From what I've seen and heard, I don't agree with that idea. Here is why.
The myth of high test coverage making the product better
The idea of high test coverage making the product better is quite straightforward to get to: We test the product to ensure that the product works as expected. If we are under 100% test coverage, the product is not fully covered by tests and there may be bugs in the areas that are not covered.
This, I can agree on. What I do not agree with is the next seemingly logical leap: By having 100% test coverage, we are sure that there are no bugs.
If this last idea was true, it would be unprofessional to make anything under 100% coverage. Unfortunately, this leap in thinking has a major flaw.
What test coverage really is
Test coverage is a tool to surface what parts of the code have, or have not, been run when the tests have been executed.
We are sure that the code that has not been covered by tests is not tested. In that sense, yes, there might be bugs in this code.
The problem is that there might as well be bugs in the code that is covered by tests. Knowing that the code has been run during the tests is not enough to know that it's bug free.
To illustrate the point, I will take an extreme example.
An extreme example
Imagine that we are tasked to enforce the quality of the product. After reading a bit on the topic, we fall in the trap of thinking that test coverage is a good metric for this. So we enforce a test coverage of 95%, otherwise the build break and the teams are blocked.
And we don't want to hear them complain. We already give them the lower limit we find acceptable: 95%. We are not enforcing our goal of 100%.
To face this arbitrary limit, the team now has to reach this coverage to be able to deliver its work. So they do unit tests for every function to cover every line of code and every branch. But they do not check what the function returns.
The problem is that, even if the coverage is now over 95%, the product might still not work as expected. All the code has been run, but the tests are useless.
This is an extreme example. We can argue that this is not something that would happen, or that the team doing this should be fired.
A more probable example
Most of the time, the teams would not try to game the system as much and would try to do their best to actually test the product.
Imagine the same scenario, but the team checks what is returned by every function in the tests. This still does not guarantee that the product works as expected.
If we do that, the only thing we know is that all functions do what they are expected to do. Nothing guarantees that they do what they are expected to do when plugged together. But still, the coverage is 100%.
Even with integration tests, there might be branches that are run but not tested. Without it being a problem in itself, because the test might really test what it is intended for. There might just be code that is inevitably run and is not what is intended to be tested.
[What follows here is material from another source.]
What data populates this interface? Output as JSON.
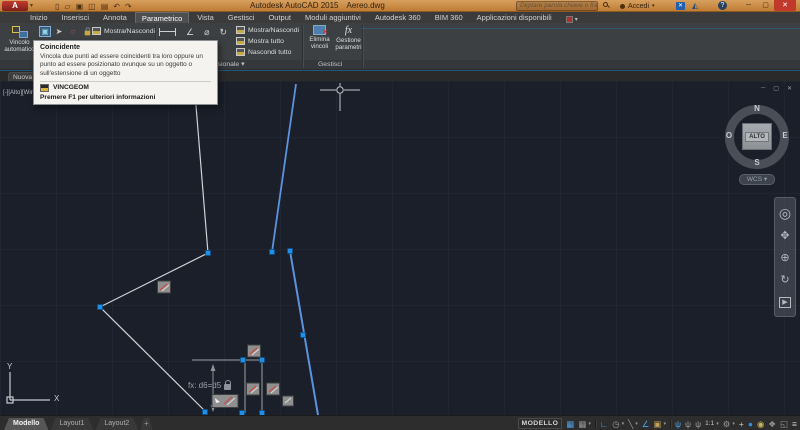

Nevertheless, even if not tested, the code is marked as run and increase the coverage. If this code is not tested by another test, it makes part of the code not tested but marked as covered.
The point is: Test coverage only tells us if code has been run, not that it works as intended.
So isn't test coverage useless?
I actually think that test coverage is a great tool. But I also think that it's a really poor metric.
As a tool, it gives the information if parts of the code have not been run during tests. This gives us the opportunity to question if there are missing tests or not, and add them if necessary.
But as a metric, I think that it gives a counterproductive incentive. It can push us to write some tests more poorly, just to meet the threshold when in a rush to deliver.
And poor tests are worse than no test at all. They make the test coverage useless as a tool, making it good only as a poorly chosen metric: Because there are poor tests, we do not even know what parts of the product are not covered anymore.